It was in early June a worker of JSW Steel's largest plant in Vijayanagar, Karnataka was infected with coronavirus. His mother had got it first during her visit to hometown in Tamil Nadu. Without informing the management, he continued working at the plant, where 23,000 people work. By the time the infection got detected, it spread like a wild fire. In the test conducted by the local authorities, it was revealed that over 700 people had been affected by the fatal virus by then.

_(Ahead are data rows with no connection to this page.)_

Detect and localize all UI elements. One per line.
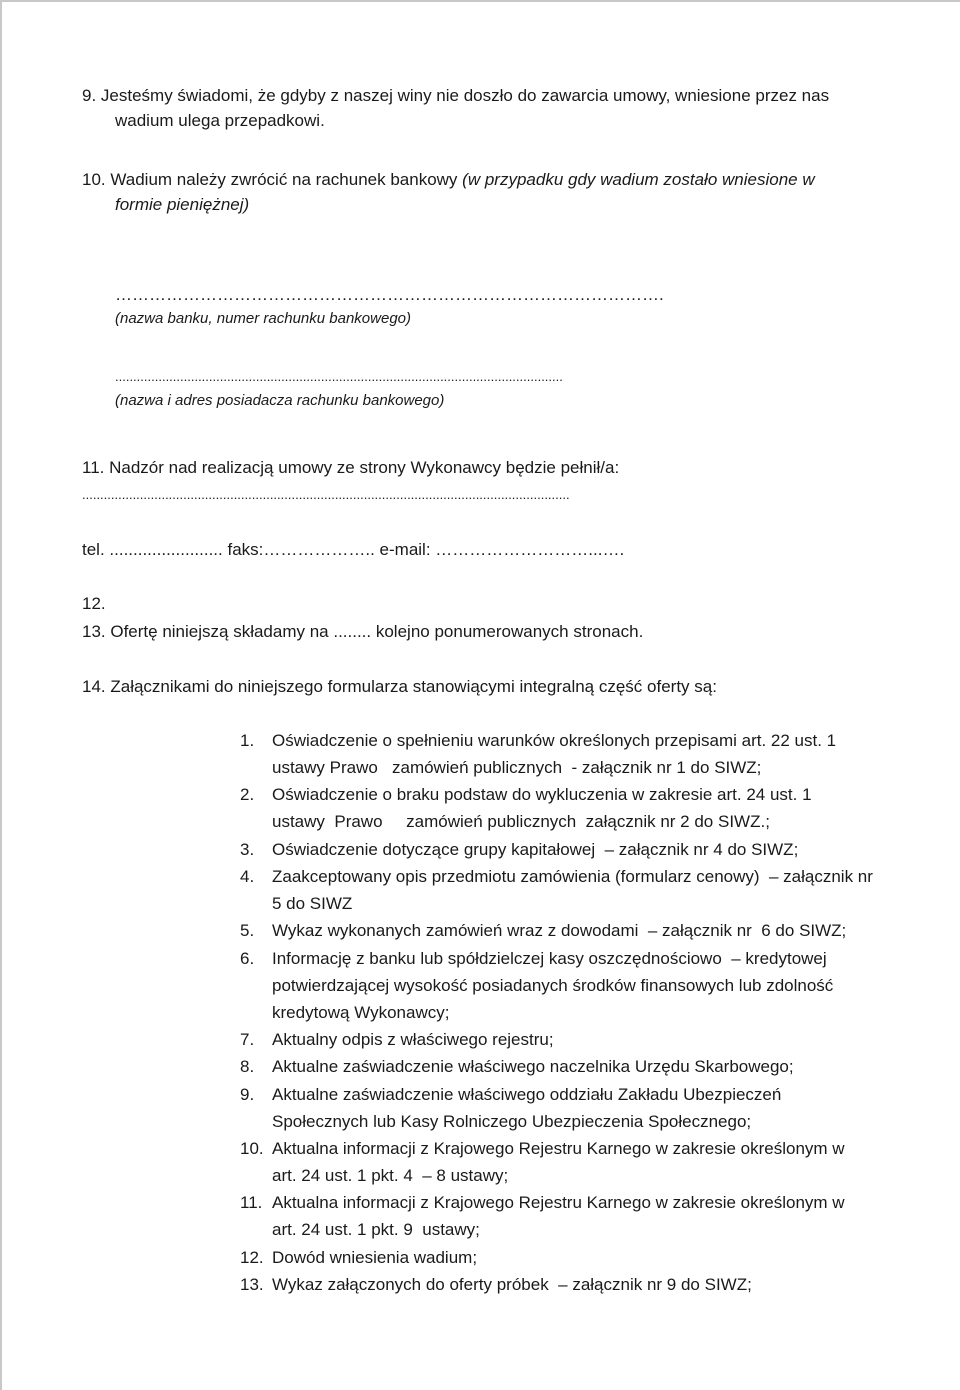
paragraph-11: 11. Nadzór nad realizacją umowy ze strony Wykonawcy będzie pełnił/a: — [82, 458, 620, 477]
attachment-item — [240, 1139, 900, 1193]
attachment-item — [240, 1275, 900, 1302]
attachment-number: 8. — [240, 1057, 255, 1076]
attachment-text: Aktualne zaświadczenie właściwego naczelnika Urzędu Skarbowego; — [272, 1057, 794, 1076]
attachment-item — [240, 1193, 900, 1247]
attachment-text: Zaakceptowany opis przedmiotu zamówienia (formularz cenowy) – załącznik nr — [272, 867, 873, 886]
paragraph-9-line-1: 9. Jesteśmy świadomi, że gdyby z naszej winy nie doszło do zawarcia umowy, wniesione przez nas — [82, 86, 830, 105]
paragraph-10-text: 10. Wadium należy zwrócić na rachunek bankowy — [82, 170, 463, 189]
attachment-item — [240, 731, 900, 785]
account-holder-caption: (nazwa i adres posiadacza rachunku bankowego) — [115, 392, 445, 409]
attachment-number: 9. — [240, 1085, 255, 1104]
attachment-number: 13. — [240, 1275, 264, 1294]
attachment-item — [240, 1248, 900, 1275]
attachment-text: Aktualny odpis z właściwego rejestru; — [272, 1030, 554, 1049]
page-border-top — [0, 0, 960, 2]
attachment-item — [240, 1057, 900, 1084]
attachment-item — [240, 840, 900, 867]
attachment-number: 12. — [240, 1248, 264, 1267]
attachment-text: art. 24 ust. 1 pkt. 9 ustawy; — [272, 1220, 480, 1239]
attachment-item — [240, 867, 900, 921]
attachment-item — [240, 1085, 900, 1139]
paragraph-10-italic: (w przypadku gdy wadium zostało wniesione w — [462, 170, 815, 189]
bank-account-field: ……………………………………………………………………………………. — [115, 285, 664, 304]
supervisor-field: ....................................................................................................................................... — [82, 487, 570, 502]
attachment-number: 6. — [240, 949, 255, 968]
paragraph-10-line-1 — [82, 170, 815, 190]
attachment-text: Wykaz załączonych do oferty próbek – załącznik nr 9 do SIWZ; — [272, 1275, 752, 1294]
attachment-text: Informację z banku lub spółdzielczej kasy oszczędnościowo – kredytowej — [272, 949, 827, 968]
attachment-text: Oświadczenie o spełnieniu warunków określonych przepisami art. 22 ust. 1 — [272, 731, 837, 750]
paragraph-10-line-2: formie pieniężnej) — [115, 195, 250, 214]
attachment-text: Społecznych lub Kasy Rolniczego Ubezpieczenia Społecznego; — [272, 1112, 752, 1131]
attachment-item — [240, 921, 900, 948]
attachment-item — [240, 1030, 900, 1057]
attachment-number: 5. — [240, 921, 255, 940]
attachment-text: Dowód wniesienia wadium; — [272, 1248, 478, 1267]
bank-account-caption: (nazwa banku, numer rachunku bankowego) — [115, 310, 412, 327]
attachment-number: 7. — [240, 1030, 255, 1049]
contact-line: tel. ........................ faks:……………….. e-mail: ………………………...…. — [82, 540, 625, 559]
attachment-number: 10. — [240, 1139, 264, 1158]
attachment-text: Aktualne zaświadczenie właściwego oddziału Zakładu Ubezpieczeń — [272, 1085, 782, 1104]
attachment-text: Oświadczenie o braku podstaw do wykluczenia w zakresie art. 24 ust. 1 — [272, 785, 812, 804]
paragraph-12: 12. — [82, 594, 106, 613]
attachment-text: 5 do SIWZ — [272, 894, 353, 913]
attachment-text: Aktualna informacji z Krajowego Rejestru Karnego w zakresie określonym w — [272, 1139, 845, 1158]
attachment-number: 4. — [240, 867, 255, 886]
account-holder-field: ............................................................................................................................ — [115, 369, 563, 384]
attachment-text: Wykaz wykonanych zamówień wraz z dowodami – załącznik nr 6 do SIWZ; — [272, 921, 847, 940]
attachment-item — [240, 785, 900, 839]
attachment-number: 11. — [240, 1193, 263, 1212]
attachment-text: kredytową Wykonawcy; — [272, 1003, 450, 1022]
attachment-number: 1. — [240, 731, 255, 750]
paragraph-9-line-2: wadium ulega przepadkowi. — [115, 111, 325, 130]
attachment-item — [240, 949, 900, 1031]
attachment-text: potwierdzającej wysokość posiadanych środków finansowych lub zdolność — [272, 976, 834, 995]
attachment-text: Aktualna informacji z Krajowego Rejestru Karnego w zakresie określonym w — [272, 1193, 845, 1212]
attachment-text: Oświadczenie dotyczące grupy kapitałowej – załącznik nr 4 do SIWZ; — [272, 840, 799, 859]
paragraph-14: 14. Załącznikami do niniejszego formularza stanowiącymi integralną część oferty są: — [82, 677, 717, 696]
paragraph-13: 13. Ofertę niniejszą składamy na ........ kolejno ponumerowanych stronach. — [82, 622, 644, 641]
attachment-number: 2. — [240, 785, 255, 804]
attachment-text: ustawy Prawo zamówień publicznych załącznik nr 2 do SIWZ.; — [272, 812, 770, 831]
attachment-number: 3. — [240, 840, 255, 859]
attachment-text: art. 24 ust. 1 pkt. 4 – 8 ustawy; — [272, 1166, 509, 1185]
attachment-text: ustawy Prawo zamówień publicznych - załącznik nr 1 do SIWZ; — [272, 758, 762, 777]
page-border-left — [0, 0, 2, 1390]
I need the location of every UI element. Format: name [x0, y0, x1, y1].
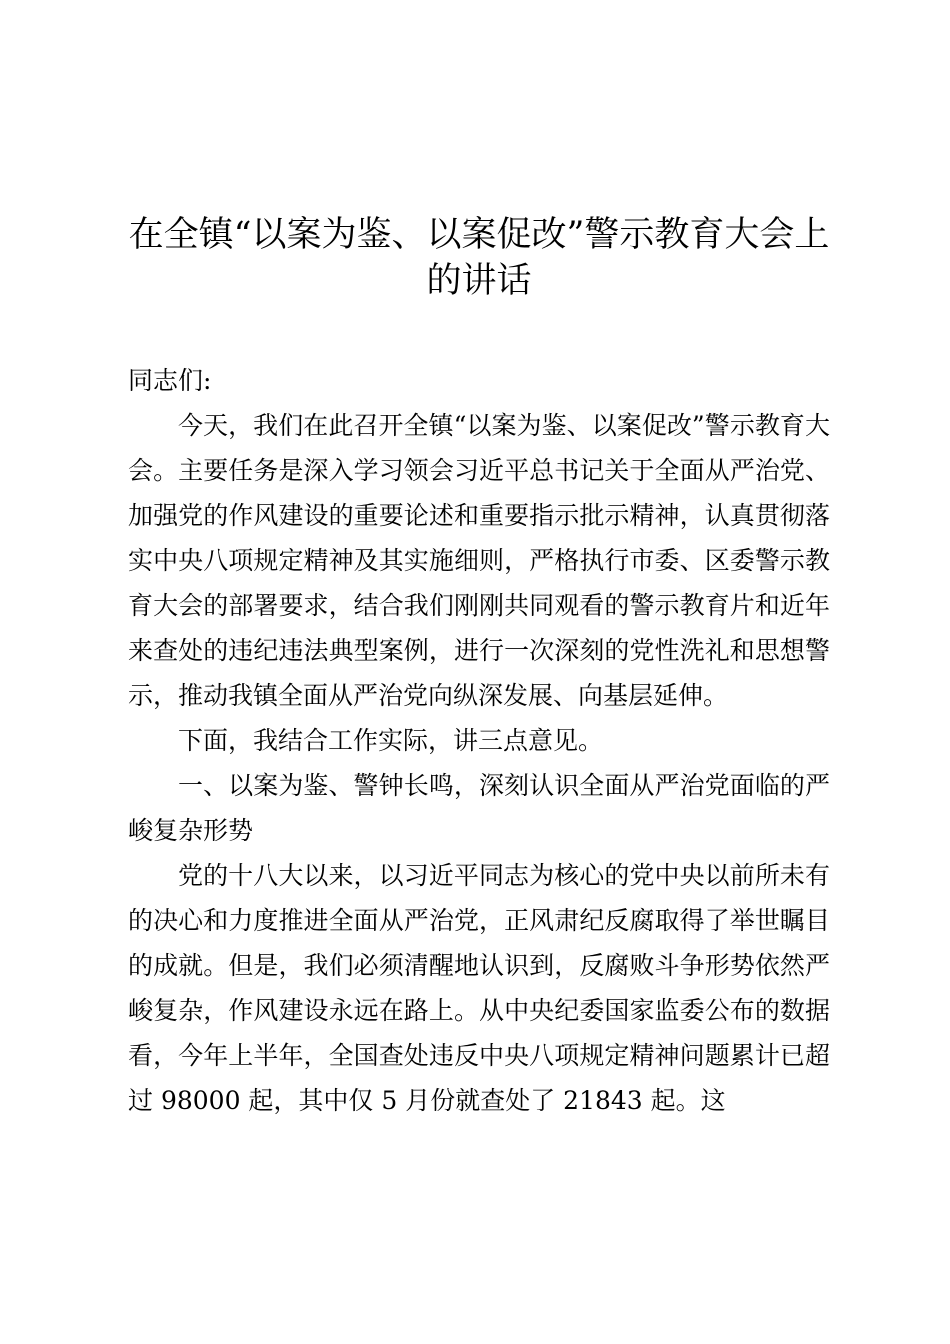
paragraph-opening: 今天，我们在此召开全镇“以案为鉴、以案促改”警示教育大会。主要任务是深入学习领会习近平总书记关于全面从严治党、加强党的作风建设的重要论述和重要指示批示精神，认真贯彻落实中央八项规定精神及其实施细则，严格执行市委、区委警示教育大会的部署要求，结合我们刚刚共同观看的警示教育片和近年来查处的违纪违法典型案例，进行一次深刻的党性洗礼和思想警示，推动我镇全面从严治党向纵深发展、向基层延伸。: [128, 411, 830, 710]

Seshagiri Rao, joint managing director and group CFO, JSW Steel, says that it was quite challenging to continue the operation in that environment. In April, JSW Steel had operated at overall 38 per cent of its 18 million tonne capacity -- 12 MT is in Vijayanagar alone. It had increased the capacity utilisation to 83 per cent in May, but fell to 76 per cent in June as Vijayanagar production had been affected. The JSW township turned out to become an infection cluster.
"We have immediately hospitalised the people infected with virus," says Rao. JSW Steel has Jindal Sanjeevani Multispeciality Hospital in Bellari and it has been converted into a COVID-19 hospital to accommodate the workers.
The next step was identifying the primary and secondary contacts. "We have quarantined every contact to stop the virus from spreading," says Rao.
The third step was the most important for the continuity of the production. The management has identified 13,000 critical employees required to run the steel factory. Of them, 9,000 employees were already living in the JSW township and the remaining 4,000 -- who were living in Hospet and Bellari area -- were asked to shift to the township. "We have provided bachelor accommodation to all, using the vacant apartments," Rao adds.
The company sealed the factory after critical employees moved in. "We have completely stopped the employees from going out and any outsider to come in," Rao explains. The company provided food, medicine and other necessary support to the workers inside the plants. "With this we have been able to contain the virus and bring the operational normalcy," Rao says.
Rao says the management is relieved now as 80 per cent infected workers have been discharged from the hospital and the remaining 140 workers will be discharged within days. The steel maker has been able to turn the tide without any casualty.